© Antonin Weber

Thalya Culot : «C’est beau de sentir que l’on croit en moi» (portrait)

Victime de harcèlement scolaire au début de son adolescence, Thalya Culot a puisé la force de se relever sur les rings de boxe thaïlandaise. Après ses succès retentissants chez les juniors, elle vise désormais le titre de championne du monde.

Jusqu’ici, tout va bien. Accompagnée par son entraîneur, Thalya Culot sert chaleureusement la main de l’échevin des sports Mourad Sahli, applaudit le pelotari Martin Delavallée, plébiscité chez les hommes, puis sourit au moment de recevoir le Mérite sportif féminin de Chapelle-lez-Herlaimont. Une récompense largement justifiée pour celle qui sort d’une année 2018 remplie de succès.

Jusqu’ici tout va bien, donc. Subitement, pourtant, la gorge de la Carniéroise se noue. Dans son champ de vision apparaît celle qui l’a harcelée durant d’interminables récréations et heures de cours, quelques années auparavant. Face à la puissance des souvenirs, la boxeuse pourrait totalement perdre pied. Mais elle s’accorde un temps de réflexion. Après tout, si elle se trouve là à cet instant précis, c’est justement parce qu’elle a un jour voulu apprendre à réagir face aux agressions. «A 11 ans, avec mes parents, on s’est renseignés sur les cours de combat, se souvient la jeune femme. J’ai d’abord testé la self-défense, mais je ne me sentais pas capable de faire quelque chose de si violent. La boxe thaï, par contre, me plaisait bien: il y avait des protections, on faisait des mouvements avec les coudes et des balayages avec les pieds… J’aimais ce mélange de technique et de puissance.»

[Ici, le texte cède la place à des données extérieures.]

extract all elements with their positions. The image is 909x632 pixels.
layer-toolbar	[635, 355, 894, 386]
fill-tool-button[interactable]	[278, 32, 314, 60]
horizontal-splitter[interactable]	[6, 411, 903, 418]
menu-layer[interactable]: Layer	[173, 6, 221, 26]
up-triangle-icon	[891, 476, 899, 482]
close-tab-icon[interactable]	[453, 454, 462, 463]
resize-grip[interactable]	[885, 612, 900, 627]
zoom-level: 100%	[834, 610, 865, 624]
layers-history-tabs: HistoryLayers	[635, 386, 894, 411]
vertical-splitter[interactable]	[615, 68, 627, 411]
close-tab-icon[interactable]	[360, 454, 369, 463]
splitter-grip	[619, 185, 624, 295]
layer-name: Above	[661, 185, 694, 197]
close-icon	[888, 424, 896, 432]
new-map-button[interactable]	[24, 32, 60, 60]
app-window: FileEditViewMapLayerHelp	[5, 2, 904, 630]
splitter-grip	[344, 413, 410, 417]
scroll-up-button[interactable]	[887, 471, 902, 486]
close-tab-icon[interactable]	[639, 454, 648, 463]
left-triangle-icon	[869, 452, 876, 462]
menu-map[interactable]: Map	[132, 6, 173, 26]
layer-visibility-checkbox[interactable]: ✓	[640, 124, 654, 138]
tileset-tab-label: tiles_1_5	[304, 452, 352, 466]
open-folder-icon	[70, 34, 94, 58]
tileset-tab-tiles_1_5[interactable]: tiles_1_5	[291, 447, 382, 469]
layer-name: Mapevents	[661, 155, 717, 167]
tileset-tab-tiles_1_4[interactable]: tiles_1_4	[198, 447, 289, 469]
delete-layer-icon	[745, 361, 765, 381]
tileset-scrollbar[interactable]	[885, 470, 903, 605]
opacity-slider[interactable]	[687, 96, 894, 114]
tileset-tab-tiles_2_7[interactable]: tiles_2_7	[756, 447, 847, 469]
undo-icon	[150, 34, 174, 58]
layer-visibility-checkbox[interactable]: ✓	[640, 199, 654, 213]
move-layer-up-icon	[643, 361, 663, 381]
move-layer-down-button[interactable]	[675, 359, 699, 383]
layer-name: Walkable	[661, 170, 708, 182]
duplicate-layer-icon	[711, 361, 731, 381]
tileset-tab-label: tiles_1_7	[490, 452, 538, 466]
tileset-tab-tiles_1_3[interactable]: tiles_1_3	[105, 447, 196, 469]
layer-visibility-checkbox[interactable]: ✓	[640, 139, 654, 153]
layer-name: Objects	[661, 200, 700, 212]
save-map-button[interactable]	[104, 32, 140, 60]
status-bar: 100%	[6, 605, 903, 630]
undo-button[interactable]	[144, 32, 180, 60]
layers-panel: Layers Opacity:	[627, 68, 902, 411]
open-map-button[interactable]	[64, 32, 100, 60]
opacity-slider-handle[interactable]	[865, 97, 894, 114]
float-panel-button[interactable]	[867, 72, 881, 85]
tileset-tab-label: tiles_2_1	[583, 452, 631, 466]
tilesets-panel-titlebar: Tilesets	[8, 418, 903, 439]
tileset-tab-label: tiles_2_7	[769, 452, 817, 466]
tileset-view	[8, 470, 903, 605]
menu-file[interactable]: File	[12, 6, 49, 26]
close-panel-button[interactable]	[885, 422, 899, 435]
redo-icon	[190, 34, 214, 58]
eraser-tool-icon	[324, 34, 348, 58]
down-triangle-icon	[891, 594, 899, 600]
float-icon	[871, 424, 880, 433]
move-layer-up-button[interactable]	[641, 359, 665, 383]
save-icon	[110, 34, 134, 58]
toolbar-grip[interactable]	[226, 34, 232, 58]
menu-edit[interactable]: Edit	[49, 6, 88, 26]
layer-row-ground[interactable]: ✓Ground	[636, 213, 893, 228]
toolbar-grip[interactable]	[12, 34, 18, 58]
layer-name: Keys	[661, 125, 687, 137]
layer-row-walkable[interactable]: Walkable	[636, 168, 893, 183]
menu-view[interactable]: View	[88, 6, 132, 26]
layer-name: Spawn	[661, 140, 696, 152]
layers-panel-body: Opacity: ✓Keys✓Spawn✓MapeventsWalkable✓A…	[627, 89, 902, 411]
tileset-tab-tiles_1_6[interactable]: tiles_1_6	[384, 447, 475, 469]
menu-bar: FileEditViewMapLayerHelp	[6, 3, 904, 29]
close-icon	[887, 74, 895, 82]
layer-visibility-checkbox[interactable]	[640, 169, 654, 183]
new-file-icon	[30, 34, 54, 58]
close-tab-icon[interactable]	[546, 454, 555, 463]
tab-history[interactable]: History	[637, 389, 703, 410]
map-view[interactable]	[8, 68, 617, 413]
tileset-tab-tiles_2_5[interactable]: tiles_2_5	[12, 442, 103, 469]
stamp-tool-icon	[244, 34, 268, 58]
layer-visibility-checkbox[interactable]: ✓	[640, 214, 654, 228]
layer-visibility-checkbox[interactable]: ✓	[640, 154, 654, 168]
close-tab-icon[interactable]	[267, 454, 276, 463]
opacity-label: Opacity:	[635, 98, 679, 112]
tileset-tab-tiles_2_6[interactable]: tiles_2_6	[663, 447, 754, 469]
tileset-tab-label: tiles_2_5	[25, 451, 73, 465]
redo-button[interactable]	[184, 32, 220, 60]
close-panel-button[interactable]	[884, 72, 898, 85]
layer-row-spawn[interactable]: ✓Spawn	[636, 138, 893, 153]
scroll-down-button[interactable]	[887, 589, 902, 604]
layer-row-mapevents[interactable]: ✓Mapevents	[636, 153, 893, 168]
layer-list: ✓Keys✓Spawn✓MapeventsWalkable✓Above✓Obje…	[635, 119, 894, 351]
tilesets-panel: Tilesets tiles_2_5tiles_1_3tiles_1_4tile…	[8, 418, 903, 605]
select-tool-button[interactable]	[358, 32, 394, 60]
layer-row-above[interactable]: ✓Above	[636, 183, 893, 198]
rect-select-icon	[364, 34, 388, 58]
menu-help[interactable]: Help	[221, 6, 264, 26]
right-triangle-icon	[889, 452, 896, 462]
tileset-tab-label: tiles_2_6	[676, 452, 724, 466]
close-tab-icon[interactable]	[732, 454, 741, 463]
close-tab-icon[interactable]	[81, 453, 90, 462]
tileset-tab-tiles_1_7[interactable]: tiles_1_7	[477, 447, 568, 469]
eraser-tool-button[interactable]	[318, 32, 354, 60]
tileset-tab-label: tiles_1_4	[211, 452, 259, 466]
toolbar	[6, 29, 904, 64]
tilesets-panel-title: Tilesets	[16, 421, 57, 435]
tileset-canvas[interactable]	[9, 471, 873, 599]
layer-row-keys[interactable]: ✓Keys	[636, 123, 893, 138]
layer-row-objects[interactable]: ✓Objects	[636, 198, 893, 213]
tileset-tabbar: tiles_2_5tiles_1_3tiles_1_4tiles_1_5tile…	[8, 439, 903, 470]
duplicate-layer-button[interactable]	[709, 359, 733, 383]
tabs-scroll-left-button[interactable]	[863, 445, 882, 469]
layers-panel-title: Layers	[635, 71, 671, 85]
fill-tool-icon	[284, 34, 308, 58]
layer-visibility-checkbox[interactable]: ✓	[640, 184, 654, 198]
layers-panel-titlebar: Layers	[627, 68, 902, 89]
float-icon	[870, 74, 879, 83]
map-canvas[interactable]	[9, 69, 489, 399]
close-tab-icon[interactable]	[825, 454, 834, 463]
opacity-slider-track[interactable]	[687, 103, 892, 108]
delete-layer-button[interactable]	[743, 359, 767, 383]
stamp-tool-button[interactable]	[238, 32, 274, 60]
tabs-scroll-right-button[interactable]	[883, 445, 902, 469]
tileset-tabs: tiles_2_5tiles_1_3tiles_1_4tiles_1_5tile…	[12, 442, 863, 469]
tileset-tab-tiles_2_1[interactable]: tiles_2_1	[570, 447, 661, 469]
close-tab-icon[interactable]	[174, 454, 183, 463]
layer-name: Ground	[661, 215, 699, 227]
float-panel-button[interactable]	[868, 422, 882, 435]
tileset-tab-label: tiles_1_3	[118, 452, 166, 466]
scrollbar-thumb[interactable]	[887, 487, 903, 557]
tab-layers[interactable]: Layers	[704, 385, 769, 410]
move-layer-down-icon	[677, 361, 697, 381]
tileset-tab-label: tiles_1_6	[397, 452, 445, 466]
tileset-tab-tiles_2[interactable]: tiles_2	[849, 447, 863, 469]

Thalya participe à son premier entraînement un après-midi de septembre dans le hall omnisports de Chapelle-lez-Herlaimont, en legging et tee-shirt – «l’accoutrement typique de celui qui débute un sport qu’il ne connaît pas.» Réservée, la petite nouvelle se réfugie à côté des quelques filles qui assistent à la séance. «Je me sentais perdue. Heureusement, un coach m’a prise à part pour m’enseigner les bases et je me suis lancée. Très vite, ça m’a fait du bien: je sortais de chaque séance libérée de la colère que j’avais en moi.» Pour ne rien gâcher, la progression de la Hennuyère est fulgurante. Elle s’impose dès son premier combat, se fait très vite une place au sein de la petite communauté à l’échelon national puis, après seulement trois ans de pratique, s’envole pour les championnats du monde en Thaïlande. «Je suis arrivée en demi-finale où j’ai perdu contre la future vainqueure. J’étais tellement fière.» Quelques semaines plus tard, elle est sacrée championne de Belgique junior, catégorie – 51 kilos, en IFMA (International Federation of Muaythai Associations), l’une des organisations internationales les plus prestigieuses en boxe thaï. Elle enchaîne alors les titres: européen, mondial et intercontinental.

Son plus gros risque

«Monter sur un ring, prendre des coups et mettre ma santé en danger.»

Jules et les burpees

Lors de ce petit moment de doute, le soir de la cérémonie de remise du Mérite sportif, Thalya s’est probablement raccrochée à la rage avec laquelle elle cognait le sac de frappe lorsqu’elle a débuté la boxe thaï. Le sport en général lui a toujours permis d’évacuer les tensions accumulées. Toute petite, déjà, c’est sur le dos de Jules qu’elle éprouvait ce sentiment de libération. «J’aimais vraiment les chevaux. Comme je passais chaque jour devant le manège de Morlanwelz pour me rendre à l’école, j’ai demandé à y suivre des cours. J’ai d’emblée eu un coup de cœur pour un poney appelé Jules. Je ne montais que lui tellement il était doux et câlin: il posait même sa tête sur le ventre de ma mère qui était enceinte de mon frère.»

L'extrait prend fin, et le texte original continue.